Focus on what is new and actionable.
Engagement Level
We calculate the Engagement Level on the fly for each user separately. We take the average of the User/Subscription Daily Score for the given period (or simple score for daily). Then, we compare it to the latest Daily Score Stats (percentiles) for the given product.
Customer health score
The customer health panel shows weekly or monthly engagement data in an at-a-glance chart with engagement colors and scale. The chart also shows a small trend arrow and a drop-down date selector for weekly or monthly engagement.
Engagement Level Colors
P0 (0%)
None
Grey
P20 (<20%)
Very Low
Red
P40 (<40%)
Low
Orange
P60 (<60%)
Medium
Yellow
P90 (<90%)
High
Blue
P100 (>=90%)
Very High
Green
Product Daily Score Stats
This is calculated as percentiles. The data source is all User Daily Scores for product subscriptions from the beginning until now.
User Daily Score
Each subscription user’s daily score is calculated for the day after midnight (UTC).
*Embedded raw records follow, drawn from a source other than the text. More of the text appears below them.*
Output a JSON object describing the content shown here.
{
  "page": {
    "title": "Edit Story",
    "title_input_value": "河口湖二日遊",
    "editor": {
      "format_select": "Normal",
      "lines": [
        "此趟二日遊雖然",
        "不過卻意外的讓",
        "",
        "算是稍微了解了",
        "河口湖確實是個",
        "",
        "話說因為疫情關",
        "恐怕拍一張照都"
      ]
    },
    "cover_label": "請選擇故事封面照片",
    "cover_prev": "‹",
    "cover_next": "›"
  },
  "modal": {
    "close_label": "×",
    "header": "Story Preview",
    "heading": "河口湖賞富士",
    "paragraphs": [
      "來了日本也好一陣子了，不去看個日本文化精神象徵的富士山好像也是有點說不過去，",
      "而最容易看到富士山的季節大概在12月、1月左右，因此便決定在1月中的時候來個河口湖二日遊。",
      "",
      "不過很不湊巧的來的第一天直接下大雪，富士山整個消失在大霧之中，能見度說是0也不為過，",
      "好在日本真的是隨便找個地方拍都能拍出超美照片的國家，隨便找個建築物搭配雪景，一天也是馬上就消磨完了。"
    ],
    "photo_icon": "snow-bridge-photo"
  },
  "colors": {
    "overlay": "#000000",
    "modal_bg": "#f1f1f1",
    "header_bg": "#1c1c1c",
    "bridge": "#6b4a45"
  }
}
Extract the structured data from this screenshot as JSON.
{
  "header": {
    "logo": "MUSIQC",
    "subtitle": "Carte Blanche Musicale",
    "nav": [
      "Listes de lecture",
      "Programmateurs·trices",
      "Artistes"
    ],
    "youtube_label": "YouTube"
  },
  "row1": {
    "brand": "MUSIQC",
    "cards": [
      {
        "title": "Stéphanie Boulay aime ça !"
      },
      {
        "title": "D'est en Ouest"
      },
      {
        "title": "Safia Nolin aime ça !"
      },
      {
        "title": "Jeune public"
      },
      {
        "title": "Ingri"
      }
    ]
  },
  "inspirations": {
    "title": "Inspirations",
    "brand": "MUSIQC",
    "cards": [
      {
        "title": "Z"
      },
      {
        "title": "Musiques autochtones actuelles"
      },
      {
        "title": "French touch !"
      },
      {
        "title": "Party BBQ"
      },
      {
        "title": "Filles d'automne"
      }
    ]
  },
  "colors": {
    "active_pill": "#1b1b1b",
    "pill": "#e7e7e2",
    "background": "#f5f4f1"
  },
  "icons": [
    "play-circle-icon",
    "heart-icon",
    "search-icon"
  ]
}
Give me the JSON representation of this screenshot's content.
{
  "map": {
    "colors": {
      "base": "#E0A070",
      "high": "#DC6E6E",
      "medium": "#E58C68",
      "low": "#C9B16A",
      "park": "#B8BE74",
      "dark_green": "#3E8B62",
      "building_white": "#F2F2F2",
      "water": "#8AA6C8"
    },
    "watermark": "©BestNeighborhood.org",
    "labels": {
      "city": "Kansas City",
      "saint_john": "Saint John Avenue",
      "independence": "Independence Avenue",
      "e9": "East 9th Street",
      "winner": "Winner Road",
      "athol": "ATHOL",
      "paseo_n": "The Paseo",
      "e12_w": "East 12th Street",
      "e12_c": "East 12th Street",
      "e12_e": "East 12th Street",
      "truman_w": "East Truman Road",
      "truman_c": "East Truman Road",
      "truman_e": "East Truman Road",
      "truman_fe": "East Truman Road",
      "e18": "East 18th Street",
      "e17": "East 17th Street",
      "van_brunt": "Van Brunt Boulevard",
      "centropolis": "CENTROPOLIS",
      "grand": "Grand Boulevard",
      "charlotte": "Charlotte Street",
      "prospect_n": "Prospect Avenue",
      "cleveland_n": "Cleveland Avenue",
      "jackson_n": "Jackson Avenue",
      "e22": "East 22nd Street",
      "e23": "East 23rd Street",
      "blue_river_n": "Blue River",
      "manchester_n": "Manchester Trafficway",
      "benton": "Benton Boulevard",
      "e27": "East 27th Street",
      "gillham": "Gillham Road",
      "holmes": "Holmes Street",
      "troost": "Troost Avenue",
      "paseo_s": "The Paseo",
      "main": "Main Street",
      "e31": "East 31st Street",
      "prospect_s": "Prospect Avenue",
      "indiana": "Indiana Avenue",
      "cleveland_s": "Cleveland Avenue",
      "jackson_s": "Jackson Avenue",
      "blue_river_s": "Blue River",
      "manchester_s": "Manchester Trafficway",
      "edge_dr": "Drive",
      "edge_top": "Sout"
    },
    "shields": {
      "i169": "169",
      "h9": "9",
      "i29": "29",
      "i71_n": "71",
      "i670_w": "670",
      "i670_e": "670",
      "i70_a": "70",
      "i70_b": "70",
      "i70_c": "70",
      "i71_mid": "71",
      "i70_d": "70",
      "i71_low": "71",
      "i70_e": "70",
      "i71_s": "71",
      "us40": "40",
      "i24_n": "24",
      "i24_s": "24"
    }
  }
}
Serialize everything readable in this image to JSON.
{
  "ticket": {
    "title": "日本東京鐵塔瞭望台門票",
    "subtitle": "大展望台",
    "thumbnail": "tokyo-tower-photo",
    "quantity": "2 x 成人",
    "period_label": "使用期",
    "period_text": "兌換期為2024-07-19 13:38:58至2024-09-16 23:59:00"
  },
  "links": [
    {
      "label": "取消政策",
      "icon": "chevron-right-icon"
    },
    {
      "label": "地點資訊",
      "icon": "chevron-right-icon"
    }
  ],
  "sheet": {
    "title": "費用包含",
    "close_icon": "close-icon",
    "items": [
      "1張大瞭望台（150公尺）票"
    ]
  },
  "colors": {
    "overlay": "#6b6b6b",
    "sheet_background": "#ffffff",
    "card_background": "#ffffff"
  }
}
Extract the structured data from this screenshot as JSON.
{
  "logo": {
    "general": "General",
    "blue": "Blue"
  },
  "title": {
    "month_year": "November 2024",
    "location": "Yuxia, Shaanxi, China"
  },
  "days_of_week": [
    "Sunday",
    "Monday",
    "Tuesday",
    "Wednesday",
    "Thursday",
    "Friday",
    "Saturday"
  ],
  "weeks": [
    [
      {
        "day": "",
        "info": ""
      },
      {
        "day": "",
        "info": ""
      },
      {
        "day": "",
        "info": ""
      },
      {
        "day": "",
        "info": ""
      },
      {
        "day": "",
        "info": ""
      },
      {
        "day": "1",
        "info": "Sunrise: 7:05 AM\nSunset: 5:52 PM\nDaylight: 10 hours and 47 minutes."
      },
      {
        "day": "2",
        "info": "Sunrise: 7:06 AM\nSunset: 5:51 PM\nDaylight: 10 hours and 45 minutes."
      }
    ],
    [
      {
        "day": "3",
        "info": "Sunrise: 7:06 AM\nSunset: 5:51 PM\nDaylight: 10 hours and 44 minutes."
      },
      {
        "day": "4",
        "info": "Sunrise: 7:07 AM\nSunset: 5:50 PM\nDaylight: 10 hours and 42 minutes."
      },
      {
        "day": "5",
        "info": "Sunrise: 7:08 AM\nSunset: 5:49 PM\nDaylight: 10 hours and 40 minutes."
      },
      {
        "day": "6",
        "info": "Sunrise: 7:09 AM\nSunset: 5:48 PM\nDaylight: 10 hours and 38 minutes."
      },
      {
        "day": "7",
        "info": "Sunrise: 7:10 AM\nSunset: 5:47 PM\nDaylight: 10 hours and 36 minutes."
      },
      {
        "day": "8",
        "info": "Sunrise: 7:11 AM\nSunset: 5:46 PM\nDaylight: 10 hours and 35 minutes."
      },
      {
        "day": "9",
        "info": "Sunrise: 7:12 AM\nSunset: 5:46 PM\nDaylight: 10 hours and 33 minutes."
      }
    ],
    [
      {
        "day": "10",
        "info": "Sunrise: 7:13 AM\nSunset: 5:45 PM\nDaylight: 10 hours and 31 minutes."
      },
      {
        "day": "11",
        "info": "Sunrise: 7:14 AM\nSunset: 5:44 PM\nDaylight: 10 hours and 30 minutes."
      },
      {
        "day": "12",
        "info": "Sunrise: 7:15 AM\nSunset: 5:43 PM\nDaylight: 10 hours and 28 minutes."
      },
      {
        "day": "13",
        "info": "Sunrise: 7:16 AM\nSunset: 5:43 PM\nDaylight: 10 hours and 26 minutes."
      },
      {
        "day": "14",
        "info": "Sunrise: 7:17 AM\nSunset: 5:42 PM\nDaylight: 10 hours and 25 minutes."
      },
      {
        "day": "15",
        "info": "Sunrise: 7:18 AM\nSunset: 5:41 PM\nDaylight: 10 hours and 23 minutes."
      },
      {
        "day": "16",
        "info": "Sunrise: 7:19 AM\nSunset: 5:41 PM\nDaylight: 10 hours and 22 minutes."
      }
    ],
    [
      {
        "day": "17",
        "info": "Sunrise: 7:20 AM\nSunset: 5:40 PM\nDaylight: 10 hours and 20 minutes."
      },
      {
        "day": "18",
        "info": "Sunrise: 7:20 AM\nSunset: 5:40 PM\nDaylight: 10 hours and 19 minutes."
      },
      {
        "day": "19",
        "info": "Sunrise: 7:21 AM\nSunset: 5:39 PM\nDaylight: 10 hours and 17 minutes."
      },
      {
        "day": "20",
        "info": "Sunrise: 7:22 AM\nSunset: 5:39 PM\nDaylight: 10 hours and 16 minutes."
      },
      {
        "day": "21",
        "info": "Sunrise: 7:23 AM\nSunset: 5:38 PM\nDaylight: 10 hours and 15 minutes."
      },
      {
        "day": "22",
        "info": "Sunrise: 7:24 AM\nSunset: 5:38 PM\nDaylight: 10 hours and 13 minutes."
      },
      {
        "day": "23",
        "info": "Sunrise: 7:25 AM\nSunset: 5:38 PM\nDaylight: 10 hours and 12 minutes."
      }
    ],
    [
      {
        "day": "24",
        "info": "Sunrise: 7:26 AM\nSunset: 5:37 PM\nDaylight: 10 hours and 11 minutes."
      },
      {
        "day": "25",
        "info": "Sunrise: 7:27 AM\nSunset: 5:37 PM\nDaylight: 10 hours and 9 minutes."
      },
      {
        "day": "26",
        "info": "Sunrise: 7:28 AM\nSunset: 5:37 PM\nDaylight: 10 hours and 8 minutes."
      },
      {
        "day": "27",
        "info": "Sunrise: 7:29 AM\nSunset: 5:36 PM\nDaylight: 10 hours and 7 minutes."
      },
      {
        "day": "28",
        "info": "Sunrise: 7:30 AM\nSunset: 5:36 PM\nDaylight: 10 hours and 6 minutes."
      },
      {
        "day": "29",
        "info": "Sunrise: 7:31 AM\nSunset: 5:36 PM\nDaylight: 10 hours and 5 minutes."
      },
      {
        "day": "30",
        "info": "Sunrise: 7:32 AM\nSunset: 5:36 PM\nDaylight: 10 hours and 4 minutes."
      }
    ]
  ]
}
It is calculated as the sum of all events logged for the given user on the subscription. If the event is a Key event, it has a multiplication factor of 4. This multiplication is taken into account for each Daily Score. If the Key event definitions change, we don't recalculate historical data.
Subscription Daily Score
The subscription daily score is an average of all User Daily Scores in the subscription. Users who have never been active are omitted. Users with zero activity (after they became active in the system) are included as 0.
Daily Engagement Level
Evaluate the Daily score for the user against the daily Product percentile.
Weekly Engagement Level
Evaluate the Weekly score (Average of all daily scores within the 1 week) for the user against the weekly Product percentile (average of all daily Product percentiles).
Monthly Engagement Level
Evaluate the Monthly score (Average of all daily scores within the 1 month) for the user against the Monthly Product percentile (average of all daily Product percentiles).
Potentially misleading results
Especially with the first-ever user of a product at the beginning of usage, the percentages might vary significantly from day to day. This can result in seeing different Engagement Levels for a certain period (day in particular) when looking at it on another day. This will stabilize over time as the Product Daily Scores become more stable.